Cost Effectiveness with Low Viscosity Fluids
Such units are typically inefficient for low-viscosity fluids or fluids requiring a transfer at low to medium flows when a centrifugal pump could be employed.
Not the cheapest solution
Positive displacement pumps are typically specified to provide consistent liquid metering, transfer, and flow.
They are never the cheapest option but frequently the lowest lifetime cost solution. They are built differently from centrifugal systems and designed for fluids much thicker than water. This is true for abrasive fluids, including particles or viscosity changes.
Required accessories for System or Operator Protection
PD pumps are excellent for increasing pressure within discharge piping, but they can be overly successful, leading to other problems.
Positive displacement pumps will continue to create pressure in the outlet piping if left unfettered until something gives, alleviating the pressure. This can be a valve, the pump itself, or pipes, which is why many systems come with an inbuilt relief valve.
Some pump designs will stall or pause when the outlet pressure hits its maximum output. Other methods, such as pistons, require relief valves to lower pressure or a pressure regulating valve to maintain a constant pressure.
Why do we need Positive Displacement Pumps?
How do they function? A Positive Displacement Pump is created specifically to pump thick and dense materials. The pump uses spinning cavities to move liquid from one pumping side to the other. As the fluid flows, It is expelled from the other side of the pump after passing through the pump. Positive Displacement Pumps generally work on a similar principle but with a different design, and most have reversible flow directions. The two most prevalent methods are seen here. In addition, we will talk about how others work.

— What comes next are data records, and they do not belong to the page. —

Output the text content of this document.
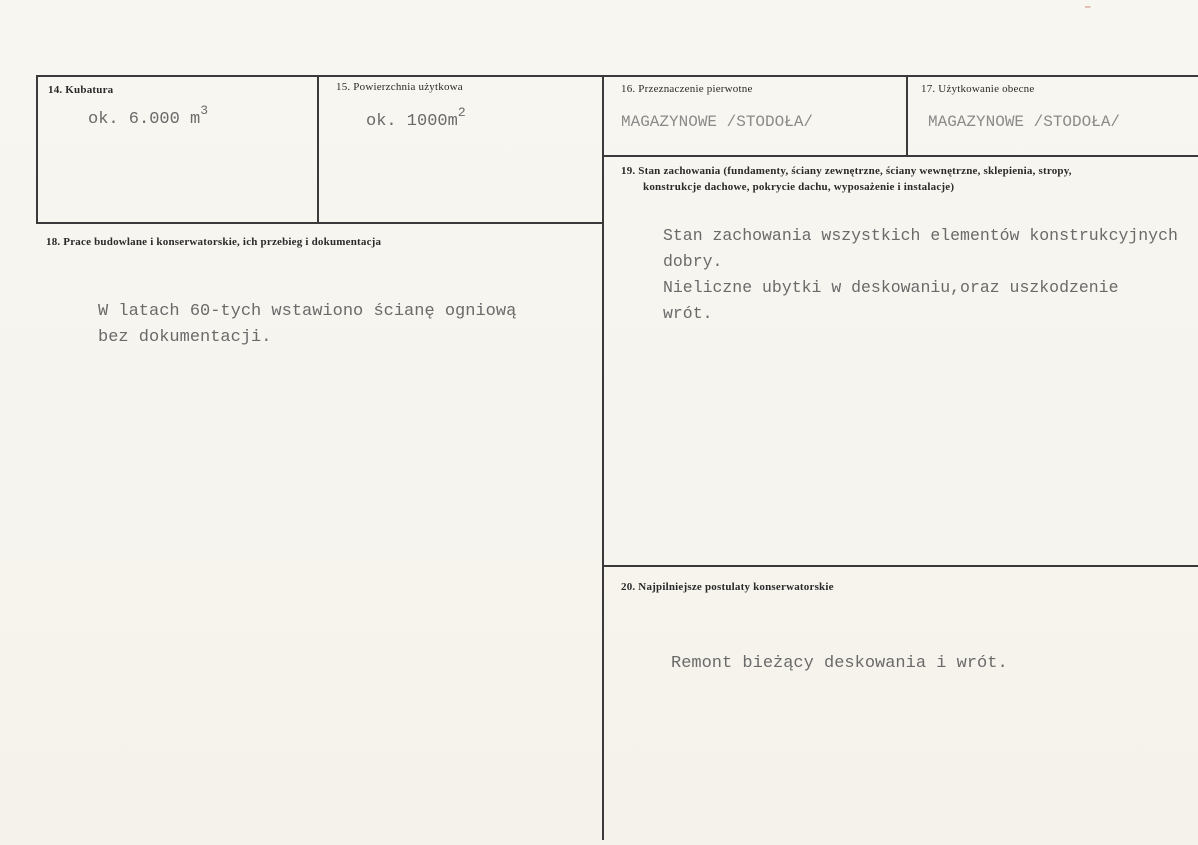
14. Kubatura
ok. 6.000 $m^3$
15. Powierzchnia użytkowa
ok. $1000m^2$
16. Przeznaczenie pierwotne
MAGAZYNOWE /STODOŁA/
17. Użytkowanie obecne
MAGAZYNOWE /STODOŁA/
19. Stan zachowania (fundamenty, ściany zewnętrzne, ściany wewnętrzne, sklepienia, stropy,
konstrukcje dachowe, pokrycie dachu, wyposażenie i instalacje)
Stan zachowania wszystkich elementów konstrukcyjnych
dobry.
Nieliczne ubytki w deskowaniu,oraz uszkodzenie
wrót.
18. Prace budowlane i konserwatorskie, ich przebieg i dokumentacja
W latach 60-tych wstawiono ścianę ogniową
bez dokumentacji.
20. Najpilniejsze postulaty konserwatorskie
Remont bieżący deskowania i wrót.
⁻
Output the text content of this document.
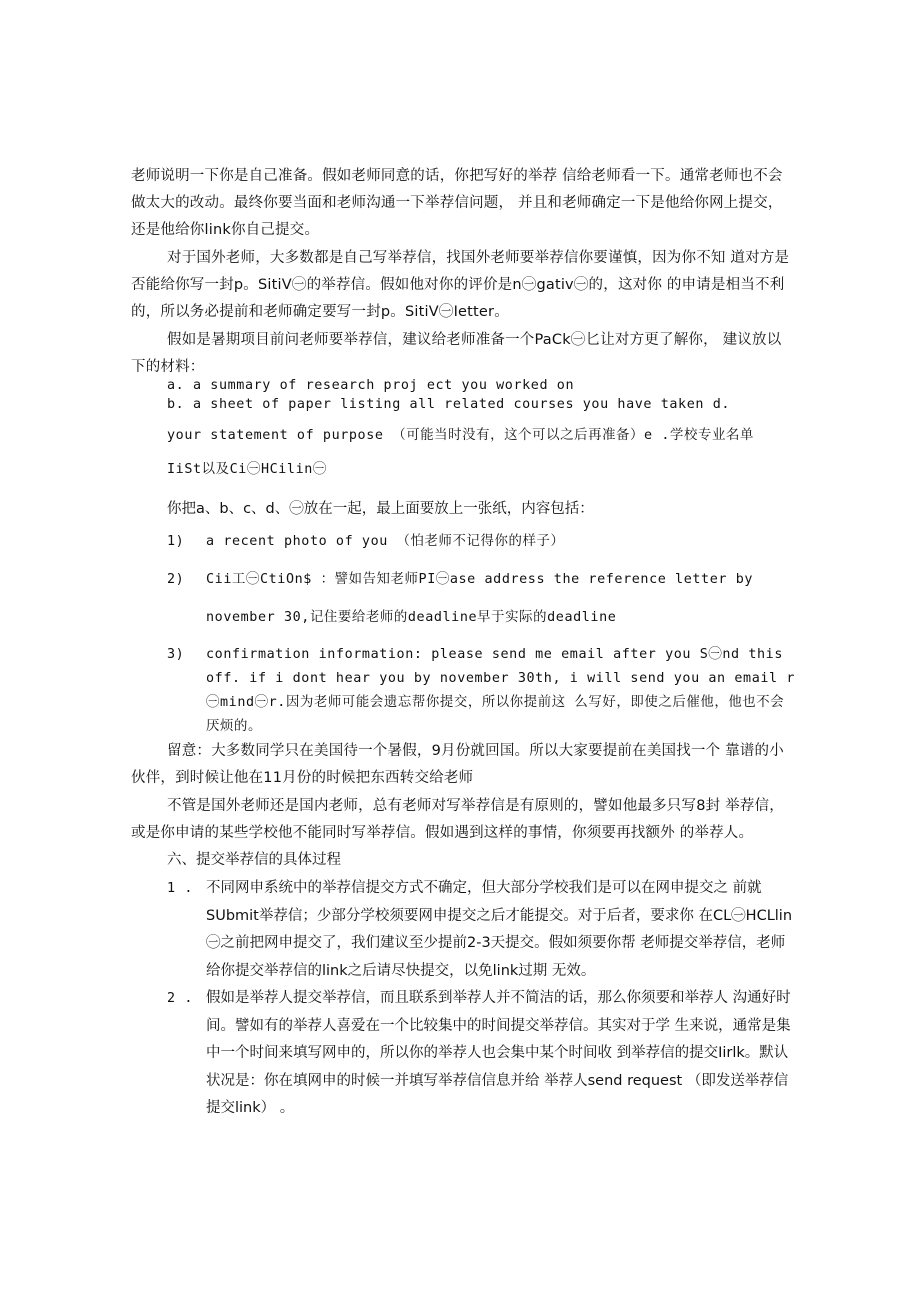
老师说明一下你是自己准备。假如老师同意的话，你把写好的举荐 信给老师看一下。通常老师也不会做太大的改动。最终你要当面和老师沟通一下举荐信问题， 并且和老师确定一下是他给你网上提交，还是他给你link你自己提交。

对于国外老师，大多数都是自己写举荐信，找国外老师要举荐信你要谨慎，因为你不知 道对方是否能给你写一封p。SitiV㊀的举荐信。假如他对你的评价是n㊀gativ㊀的，这对你 的申请是相当不利的，所以务必提前和老师确定要写一封p。SitiV㊀Ietter。

假如是暑期项目前问老师要举荐信，建议给老师准备一个PaCk㊀匕让对方更了解你， 建议放以下的材料：

a. a summary of research proj ect you worked on
b. a sheet of paper listing all related courses you have taken d.
your statement of purpose （可能当时没有，这个可以之后再准备）e .学校专业名单
IiSt以及Ci㊀HCilin㊀
你把a、b、c、d、㊀放在一起，最上面要放上一张纸，内容包括：
1) a recent photo of you （怕老师不记得你的样子）
2) Cii工㊀CtiOn$ ：譬如告知老师PI㊀ase address the reference letter by
november 30,记住要给老师的deadline早于实际的deadline
3) confirmation information: please send me email after you S㊀nd this off. if i dont hear you by november 30th, i will send you an email r㊀mind㊀r.因为老师可能会遗忘帮你提交，所以你提前这 么写好，即使之后催他，他也不会厌烦的。

留意：大多数同学只在美国待一个暑假，9月份就回国。所以大家要提前在美国找一个 靠谱的小伙伴，到时候让他在11月份的时候把东西转交给老师

不管是国外老师还是国内老师，总有老师对写举荐信是有原则的，譬如他最多只写8封 举荐信，或是你申请的某些学校他不能同时写举荐信。假如遇到这样的事情，你须要再找额外 的举荐人。

六、提交举荐信的具体过程
1 . 不同网申系统中的举荐信提交方式不确定，但大部分学校我们是可以在网申提交之 前就SUbmit举荐信；少部分学校须要网申提交之后才能提交。对于后者，要求你 在CL㊀HCLlin㊀之前把网申提交了，我们建议至少提前2-3天提交。假如须要你帮 老师提交举荐信，老师给你提交举荐信的link之后请尽快提交，以免link过期 无效。
2 . 假如是举荐人提交举荐信，而且联系到举荐人并不简洁的话，那么你须要和举荐人 沟通好时间。譬如有的举荐人喜爱在一个比较集中的时间提交举荐信。其实对于学 生来说，通常是集中一个时间来填写网申的，所以你的举荐人也会集中某个时间收 到举荐信的提交Iirlk。默认状况是：你在填网申的时候一并填写举荐信信息并给 举荐人send request （即发送举荐信提交link） 。
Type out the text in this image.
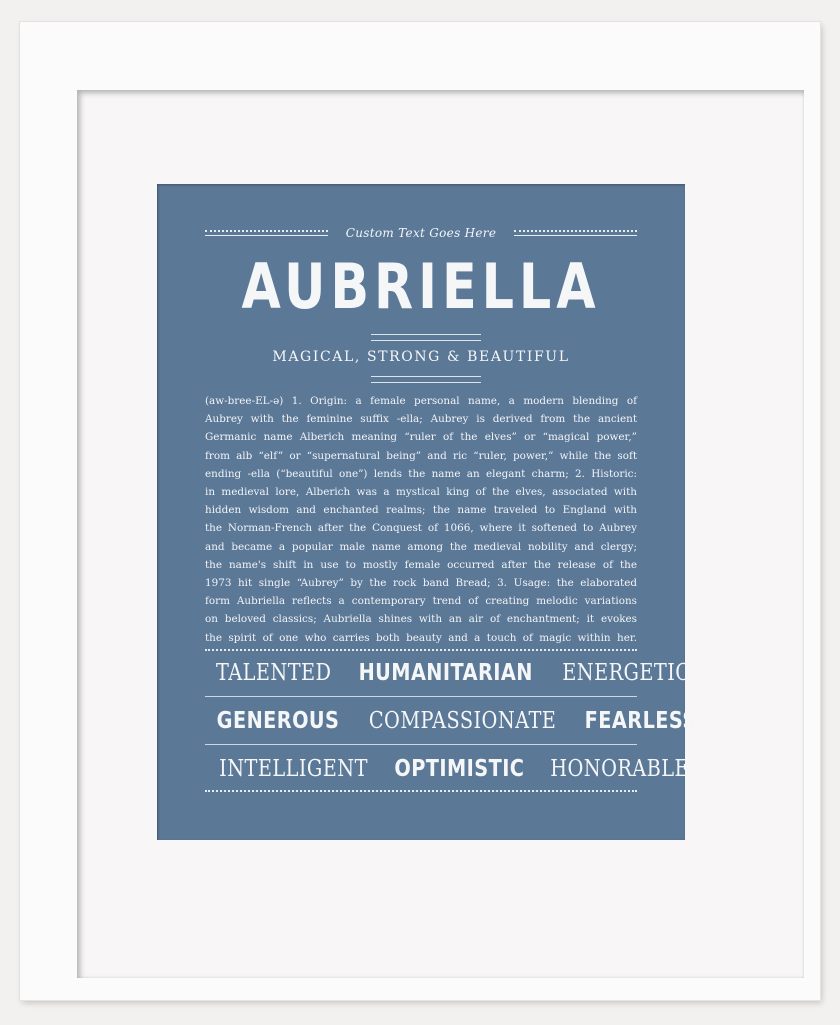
Custom Text Goes Here
AUBRIELLA
MAGICAL, STRONG & BEAUTIFUL
(aw-bree-EL-ə) 1. Origin: a female personal name, a modern blending of
Aubrey with the feminine suffix -ella; Aubrey is derived from the ancient
Germanic name Alberich meaning “ruler of the elves” or “magical power,”
from alb “elf” or “supernatural being” and ric “ruler, power,” while the soft
ending -ella (“beautiful one”) lends the name an elegant charm; 2. Historic:
in medieval lore, Alberich was a mystical king of the elves, associated with
hidden wisdom and enchanted realms; the name traveled to England with
the Norman-French after the Conquest of 1066, where it softened to Aubrey
and became a popular male name among the medieval nobility and clergy;
the name's shift in use to mostly female occurred after the release of the
1973 hit single “Aubrey” by the rock band Bread; 3. Usage: the elaborated
form Aubriella reflects a contemporary trend of creating melodic variations
on beloved classics; Aubriella shines with an air of enchantment; it evokes
the spirit of one who carries both beauty and a touch of magic within her.
TALENTED HUMANITARIAN ENERGETIC
GENEROUS COMPASSIONATE FEARLESS
INTELLIGENT OPTIMISTIC HONORABLE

A positive displacement pump moves fluid by pulling a predetermined amount into an intake valve and distributing it through an output valve. They do not rely on impellers like centrifugal pumps. Instead, they employ rotating or reciprocating elements to guide fluid into an enclosed space. When enough pressure is built up, the liquid enters the discharge system. As a result, the fluid velocity of a positive displacement pump is substantially lower than that of a centrifugal pump.